Gravité du diagnostic

Le contraste distinguant les deux premières économies de la zone euro est grandement défavorable à notre pays, l’excédent allemand dépassant les 200 milliards d’euros. Si la France est déficitaire dans sa relation commerciale avec l’Allemagne, l’ampleur du déficit est sujette à débat : de l’ordre de 15 milliards d’euros pour les autorités françaises, il est estimé à plus de 40 milliards par l’office allemand de la statistique publique.

Sans chercher à l’expliquer, les auteurs du rapport, dans un bel effort de lucidité, déduisent benoîtement de cette incertitude qu’elle « peut être source d’une différence de perception politique, préoccupante quant à la réalité d’un co-leadership franco-allemand en Europe ».

Mais ce qui vaut pour les échanges franco-allemands vaut également pour les échanges de la France avec les autres pays européens ; le déficit y est la norme avec les Pays-Bas, la Belgique et l’Italie. Seule la Grande-Bretagne achète sensiblement plus à la France qu’elle ne lui vend (12 milliards en 2019). À ces déficits européens s’ajoutent ceux des relations commerciales entre la France et les pays asiatiques, Chine en tête (15 milliards en 2019).

Tout à son ambition de description exhaustive, le rapport pointe ensuite les principales branches concernées par ces déficits structurels. Il va même – c’est là son principal intérêt – très au-delà de l’analyse habituelle par branches, puisque sont identifiées dans l’étude 914 postes ou produits dont le déficit est supérieur à 50 millions d’euros par an et dont l’ensemble représente plus de 80 % du déficit total. Sans surprise, ces quelque 900 postes recouvrent l’ensemble de l’activité économique. Regroupés par branches, ils donnent les résultats suivants :

- Équipements et objets de la maison : 42 milliards d’euros de déficit en 2019 ;

- Machines, outils, équipements professionnels : 13 milliards ;

- Textile, vêtements et accessoires : 17 milliards ;

- Produits pharmaceutiques et dispositifs médicaux : 7 milliards.

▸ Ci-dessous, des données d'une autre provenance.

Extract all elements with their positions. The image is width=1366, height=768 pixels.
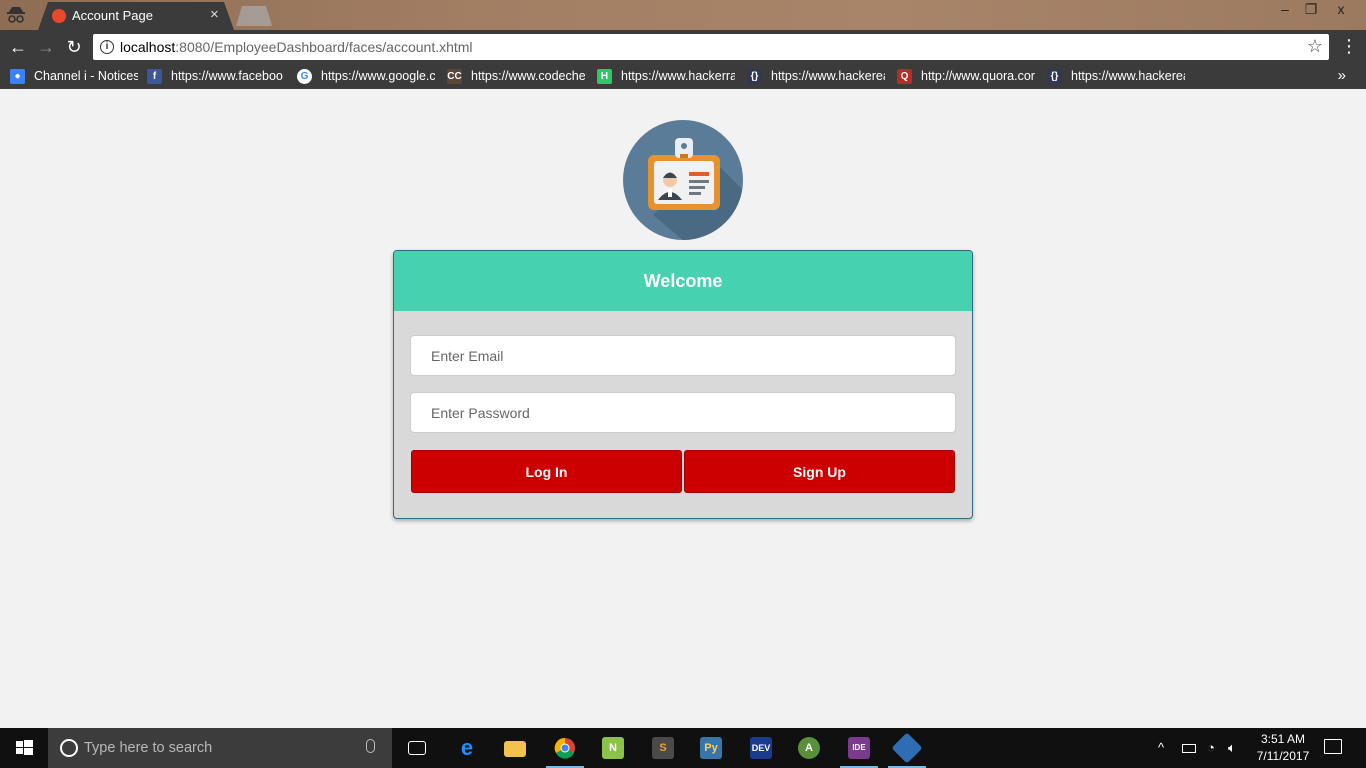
windows-logo-icon xyxy=(16,740,33,755)
bookmark-item[interactable]: CC https://www.codeche xyxy=(447,67,585,85)
microphone-icon[interactable] xyxy=(366,739,375,753)
clock-time: 3:51 AM xyxy=(1260,732,1306,746)
sublime-icon: S xyxy=(652,737,674,759)
person-icon: ● xyxy=(10,68,25,84)
back-arrow-icon[interactable]: ← xyxy=(7,36,29,58)
netbeans-icon: IDE xyxy=(848,737,870,759)
address-bar[interactable]: i localhost:8080/EmployeeDashboard/faces… xyxy=(93,34,1329,60)
reload-icon[interactable]: ↻ xyxy=(63,36,85,58)
login-button[interactable]: Log In xyxy=(411,450,682,493)
bookmark-label: https://www.hackerea xyxy=(1071,69,1185,83)
tab-title: Account Page xyxy=(72,8,153,23)
notepad-icon: N xyxy=(602,737,624,759)
taskbar-clock[interactable]: 3:51 AM 7/11/2017 xyxy=(1248,731,1318,765)
python-icon: Py xyxy=(700,737,722,759)
bookmark-label: Channel i - Notices xyxy=(34,69,138,83)
taskbar-python[interactable]: Py xyxy=(688,728,734,768)
bookmark-item[interactable]: Ghttps://www.google.c xyxy=(297,67,435,85)
hackerearth-icon: {} xyxy=(747,68,762,84)
taskbar-edge[interactable]: e xyxy=(444,728,490,768)
signup-button[interactable]: Sign Up xyxy=(684,450,955,493)
taskbar-android-studio[interactable]: A xyxy=(786,728,832,768)
bookmark-label: https://www.hackerea xyxy=(771,69,885,83)
close-window-button[interactable]: x xyxy=(1318,0,1364,20)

À ces branches déficitaires de longue date s’ajoutent celles des « véhicules et équipements de transport » (33 milliards) et des « produits agricoles alimentaires » (22 milliards).

L’automobile, excédentaire jusque dans les années 2000, a cessé de l’être depuis, conséquence d’une baisse très nette de la production nationale, quand celle de l’Allemagne s’envolait. En 2000, la production automobile allemande était 3,1 fois supérieure à la production automobile française ; en 2016, la production allemande est 6,6 fois supérieure à la production française. Les deux tiers des salariés des firmes automobiles nationales sont aujourd’hui employés par leurs filiales étrangères, conséquence des délocalisations massives réalisées depuis vingt ans.

Dans le domaine agricole, enfin, la France est également devenue ces dernières années déficitaire dans bien des productions, à commencer par les fruits et légumes.

Si dans toutes ces branches, d’autres postes se caractérisent à l’inverse par leurs excédents, ils ne permettent pas d’assurer ne serait-ce que l’équilibre de notre commerce extérieur.

Ce déficit chronique et massif, sans précédent dans l’histoire contemporaine de la France, découle en droite ligne de la désindustrialisation poussée qu’a connue notre pays au fil des dernières décennies. Tous les vieux pays industriels ont certes connu une diminution du poids relatif de leur secteur industriel dans l’économie à la faveur du décollage économique des pays asiatiques dans le cadre de la mondialisation, mais la France se distingue par l’ampleur de son déclin dans ce domaine.

Le poids de l’industrie dans le PIB y est ainsi passé de 23 % en 1980 à 13,5 % en 2019, un niveau bien inférieur à la moyenne européenne (UE à 27, 19,7 %). Parmi les pays développés, seuls les États-Unis et la Grande-Bretagne ont connu une évolution comparable.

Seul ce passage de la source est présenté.